Пришлось мне обратиться за помощью к отцу. Он прислал раза два сколько мог, но на жизнь этого все равно не хватало. Выручала Марья Васильевна, наша хозяйка: то подарит тыкву, то даст стакан крупы или баночку молока. Главный редактор, Шилкин, выхлопотал мне паек, который давали ценным работникам от обкома. После моих удачных выступлений с фельетонами я, как видно, была оценена, хоть паек был второй категории – не очень богатый, – но все же для нас значимый: пять килограммов муки, сколько-то крупы, сахара и жиров. Редакционная «верхушка» получала по первой категории. Как всегда, партия заботилась о своих и о «нужных».
Полки магазинов опустели, рынок угасал – все меньше становилось на нем продуктов, все выше цены. Рынок скудел и к 1933 году оскудел окончательно – торговали только малосъедобным: жмыхом, непорушенным просом, отрубями, муче́лью (мучная пыль с мельницы). Товар продавали уже не на вес, а гранеными стаканами, стопками и даже столовыми ложками.
Надвигался голод. Это могли предвидеть те, кто знал о положении в сельском хозяйстве; на остальных он обрушился, как стихийное бедствие.
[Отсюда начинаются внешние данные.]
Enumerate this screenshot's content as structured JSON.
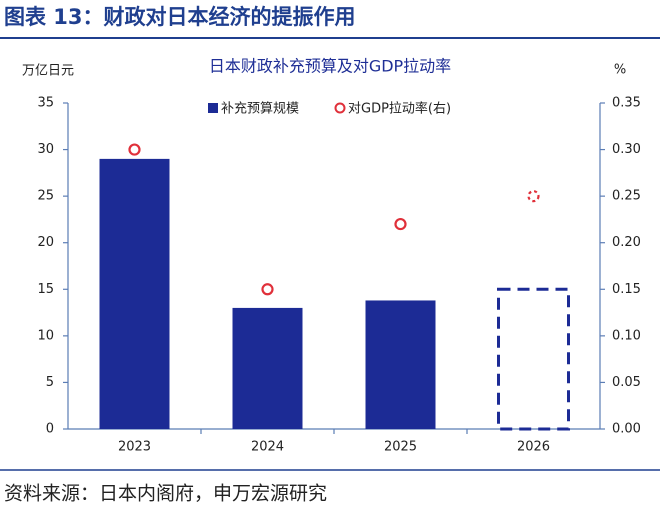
{
  "header": {
    "title": "图表 13：财政对日本经济的提振作用"
  },
  "source": "资料来源：日本内阁府，申万宏源研究",
  "chart_data": {
    "type": "bar_dot",
    "title": "日本财政补充预算及对GDP拉动率",
    "y_label": "万亿日元",
    "y2_label": "%",
    "categories": [
      "2023",
      "2024",
      "2025",
      "2026"
    ],
    "point_style": [
      "solid",
      "solid",
      "solid",
      "dashed"
    ],
    "series": [
      {
        "name": "补充预算规模",
        "color": "#1c2b95",
        "values": [
          29,
          13,
          13.8,
          15
        ]
      },
      {
        "name": "对GDP拉动率(右)",
        "color": "#e0303a",
        "values": [
          0.3,
          0.15,
          0.22,
          0.25
        ],
        "axis": "y2"
      }
    ],
    "ylim": [
      0,
      35
    ],
    "yticks": [
      0,
      5,
      10,
      15,
      20,
      25,
      30,
      35
    ],
    "y2lim": [
      0,
      0.35
    ],
    "y2ticks": [
      {
        "value": 0,
        "label": "0.00"
      },
      0.05,
      {
        "value": 0.1,
        "label": "0.10"
      },
      0.15,
      {
        "value": 0.2,
        "label": "0.20"
      },
      0.25,
      {
        "value": 0.3,
        "label": "0.30"
      },
      0.35
    ]
  }
}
Голодный 1933 год, страшный для страны, был смертельным для Украины и Заволжья.
Засуха, неурожай, никакой помощи селянам от государства. И в это время открылся Торгсин, по названию будто бы торговля для иностранцев. Очередная подлая ложь – на самом деле Торгсин был механизмом для выкачивания золота и серебра у населения. Голод и Торгсин – подозрительная одновременность.
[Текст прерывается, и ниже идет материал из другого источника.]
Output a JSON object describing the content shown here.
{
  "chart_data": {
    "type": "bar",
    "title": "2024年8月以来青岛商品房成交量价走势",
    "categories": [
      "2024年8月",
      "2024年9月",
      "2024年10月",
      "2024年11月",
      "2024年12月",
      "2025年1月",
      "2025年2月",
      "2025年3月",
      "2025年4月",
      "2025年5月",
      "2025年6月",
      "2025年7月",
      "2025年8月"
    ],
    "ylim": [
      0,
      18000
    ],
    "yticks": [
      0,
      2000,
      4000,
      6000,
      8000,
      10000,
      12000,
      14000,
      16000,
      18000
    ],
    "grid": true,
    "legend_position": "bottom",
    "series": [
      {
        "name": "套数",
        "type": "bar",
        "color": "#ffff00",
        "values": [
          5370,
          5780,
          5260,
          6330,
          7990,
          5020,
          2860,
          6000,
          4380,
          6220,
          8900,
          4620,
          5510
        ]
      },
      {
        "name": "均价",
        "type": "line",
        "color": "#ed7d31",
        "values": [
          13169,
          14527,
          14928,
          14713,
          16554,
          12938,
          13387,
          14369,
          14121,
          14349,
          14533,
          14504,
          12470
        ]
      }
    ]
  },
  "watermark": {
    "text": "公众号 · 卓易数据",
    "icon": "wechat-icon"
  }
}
Тогда я еще не способна была задуматься над тем, не в радость ли голод большевикам для пополнения растраченной и размотанной казны. Возможность такой чудовищной хитрости не доходила до моего сознания. Простодушно я верила, что голод – стихийное бедствие, и не задумывалась над тем, почему государство не торопится организовать помощь бедствующим. Однако цинизм соседства голодающих и переполненной полноценной едой витрины Торгсина доходил до меня вполне.
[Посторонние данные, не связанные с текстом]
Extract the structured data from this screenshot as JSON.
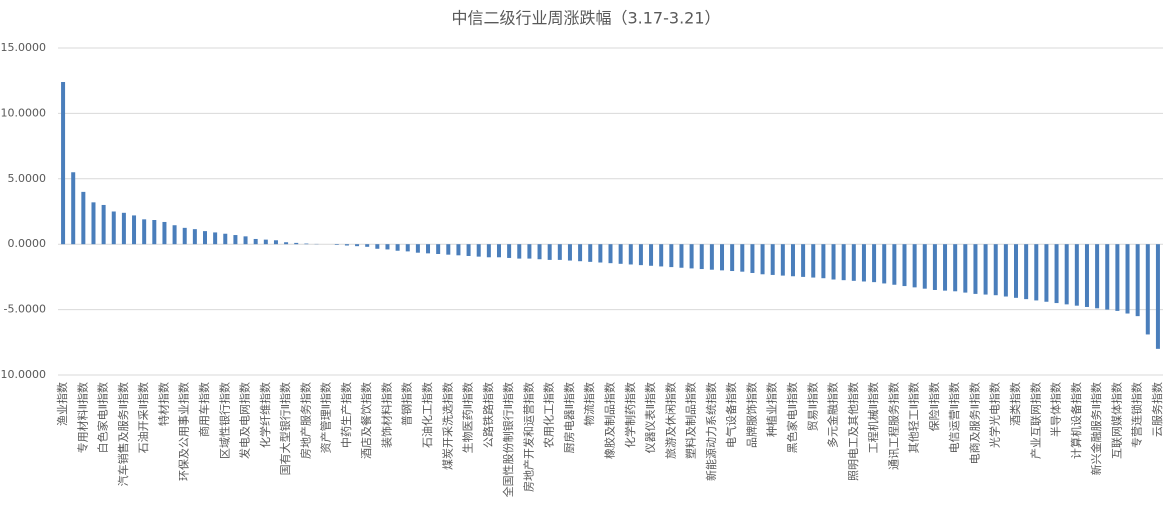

В Уральске Торгсин открылся на улице Ленина. Знаменательное сочетание: Ленин – Голод – Торгсин. Витрина магазина была уставлена продуктами: мешочки с мукой и крупами, сахарные головы, копченая грудинка, колбасы, фаянсовые бочоночки с икрой – черной и красной. Табличка, свисающая над манящим зрелищем, сообщала, что все продается на «драгметалл по весу». У магазина сделали постоянный милицейский пост. Торгсин нагло манил, дразнил пищей, но боялся голодных.
А в город брели из сельских мест голодающие. Распухшие люди, с трудом переставляя отекшие ноги, едва добирались до здания облисполкома и обкома и там падали на землю, не в силах уже просить о помощи и дожидаться защиты. Высокое это здание, в прошлом, возможно, дом градоначальника, стояло на другом от Торгсина конце улицы, и умирающие не видели чудесной витрины. Ее видели, разглядывали те, кто еще двигался, – высохшие, сморщенные, темные, как кора старого дерева. Голодные, но еще живые.
Боже мой, по пути на работу я, проходя мимо дома властей, обходила два или три тела, в которых еще теплилась жизнь. У кого-то на груди лежала корочка хлеба или вареная картофелина, но руки уже не поднимались взять, а рот не смог бы принять скудного подаяния. К ночи умерших убирали. Утром приходили умирающие.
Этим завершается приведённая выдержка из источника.